3月の経済研究所セミナー

日時:2013年3月5日(火)16時30分~18時00分
場所:中京大学名古屋キャンパス・経済学部会議室(14号館4階)
講師:大森達也 氏 (三重中京大学現代法経学部教授)
論題:Public health expenditure, social security, and fertility

近年、公的医療支出の充実により寿命が伸びることを通じて、65歳以上の高齢者人口が増大している。寿命が伸びると、老後の生活のための蓄えが必要となり、子育てのための費用が負担できなくなる。近年の少子高齢化はこのような理由から発生しているのではないか。本報告では、公的支出の内容の変化が高齢者人口の増大を通じて出生率の低下を発生させていることを検証するために、公的医療支出と年金等の公的社会保障給付の2種類の公的支出の配分比率の変化が出生率に与える効果を経済モデルを使って検証している。

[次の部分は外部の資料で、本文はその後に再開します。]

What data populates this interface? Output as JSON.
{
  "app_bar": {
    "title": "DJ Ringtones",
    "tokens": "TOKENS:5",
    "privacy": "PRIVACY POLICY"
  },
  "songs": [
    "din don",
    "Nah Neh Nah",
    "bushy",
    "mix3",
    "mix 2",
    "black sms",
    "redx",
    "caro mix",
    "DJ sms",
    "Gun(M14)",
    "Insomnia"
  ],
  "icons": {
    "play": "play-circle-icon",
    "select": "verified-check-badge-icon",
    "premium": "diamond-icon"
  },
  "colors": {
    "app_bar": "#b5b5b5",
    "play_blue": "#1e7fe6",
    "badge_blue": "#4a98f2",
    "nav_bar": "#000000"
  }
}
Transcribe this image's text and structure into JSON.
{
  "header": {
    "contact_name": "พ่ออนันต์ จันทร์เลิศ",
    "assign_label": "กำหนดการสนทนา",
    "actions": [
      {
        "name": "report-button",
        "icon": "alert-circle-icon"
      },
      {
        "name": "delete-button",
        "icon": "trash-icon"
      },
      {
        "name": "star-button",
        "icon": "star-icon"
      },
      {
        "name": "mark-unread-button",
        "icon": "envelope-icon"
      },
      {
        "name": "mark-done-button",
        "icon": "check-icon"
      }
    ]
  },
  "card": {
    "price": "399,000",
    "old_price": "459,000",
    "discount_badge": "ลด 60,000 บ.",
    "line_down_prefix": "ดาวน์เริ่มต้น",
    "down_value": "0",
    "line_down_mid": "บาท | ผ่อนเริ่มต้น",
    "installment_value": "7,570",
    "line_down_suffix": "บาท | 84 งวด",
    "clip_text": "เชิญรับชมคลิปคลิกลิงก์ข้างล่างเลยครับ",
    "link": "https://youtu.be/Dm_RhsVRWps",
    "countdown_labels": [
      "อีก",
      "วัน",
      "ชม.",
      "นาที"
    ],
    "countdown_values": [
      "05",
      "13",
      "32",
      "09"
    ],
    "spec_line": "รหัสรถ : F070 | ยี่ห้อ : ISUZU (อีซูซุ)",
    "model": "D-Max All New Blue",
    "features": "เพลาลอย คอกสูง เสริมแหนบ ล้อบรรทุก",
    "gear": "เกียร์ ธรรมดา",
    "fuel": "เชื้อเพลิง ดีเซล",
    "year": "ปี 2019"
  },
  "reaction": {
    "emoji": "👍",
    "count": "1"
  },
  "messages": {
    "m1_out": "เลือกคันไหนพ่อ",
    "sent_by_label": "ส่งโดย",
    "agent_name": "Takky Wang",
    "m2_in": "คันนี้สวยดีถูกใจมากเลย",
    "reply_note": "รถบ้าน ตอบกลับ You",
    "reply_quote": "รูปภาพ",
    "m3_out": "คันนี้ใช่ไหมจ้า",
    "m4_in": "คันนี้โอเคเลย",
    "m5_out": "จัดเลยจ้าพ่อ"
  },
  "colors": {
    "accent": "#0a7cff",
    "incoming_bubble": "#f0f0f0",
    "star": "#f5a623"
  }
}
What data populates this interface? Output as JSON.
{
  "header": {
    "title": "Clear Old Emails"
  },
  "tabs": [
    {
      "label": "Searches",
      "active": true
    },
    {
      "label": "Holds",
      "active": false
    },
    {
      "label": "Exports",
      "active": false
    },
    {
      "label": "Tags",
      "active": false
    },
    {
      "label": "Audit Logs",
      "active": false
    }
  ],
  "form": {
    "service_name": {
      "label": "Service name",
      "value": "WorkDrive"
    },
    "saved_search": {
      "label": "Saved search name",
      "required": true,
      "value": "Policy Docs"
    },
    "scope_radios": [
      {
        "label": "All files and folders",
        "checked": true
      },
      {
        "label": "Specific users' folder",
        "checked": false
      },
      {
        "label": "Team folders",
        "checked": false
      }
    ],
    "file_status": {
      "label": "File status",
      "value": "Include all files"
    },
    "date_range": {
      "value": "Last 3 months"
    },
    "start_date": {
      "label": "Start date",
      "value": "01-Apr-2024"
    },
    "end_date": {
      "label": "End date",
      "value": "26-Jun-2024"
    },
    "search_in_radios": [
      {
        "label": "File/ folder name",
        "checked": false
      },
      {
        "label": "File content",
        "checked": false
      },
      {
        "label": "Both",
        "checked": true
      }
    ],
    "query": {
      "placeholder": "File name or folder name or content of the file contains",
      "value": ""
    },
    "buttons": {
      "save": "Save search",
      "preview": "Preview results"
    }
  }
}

本報告の結論は、以下の2点である。まず、社会保障給付を削減して公的医療支出を増やすことによって、出生率が低下するケースがあることが示された。次に、公的医療支出の相対的な増加によって出生率が低下するが、社会的にはそれが望ましくなることがあることが示された。出生率の低下は、解消しなくてはならない問題として常に指摘されているが、実は出生率低下は必ずしも問題ではないことが分かる。

本報告は、公的支出が長寿化を通じて少子化を引き起こしていることを指摘しているが、長寿化が少子化を発生させていることを指摘している研究は少なく、この点から本報告の意義は大きい。さらに、少子高齢化は必ずしも問題ではないということを指摘した刺激的な内容であったために、学外からの参加者を含めたセミナー参加者と活発な議論が行われた。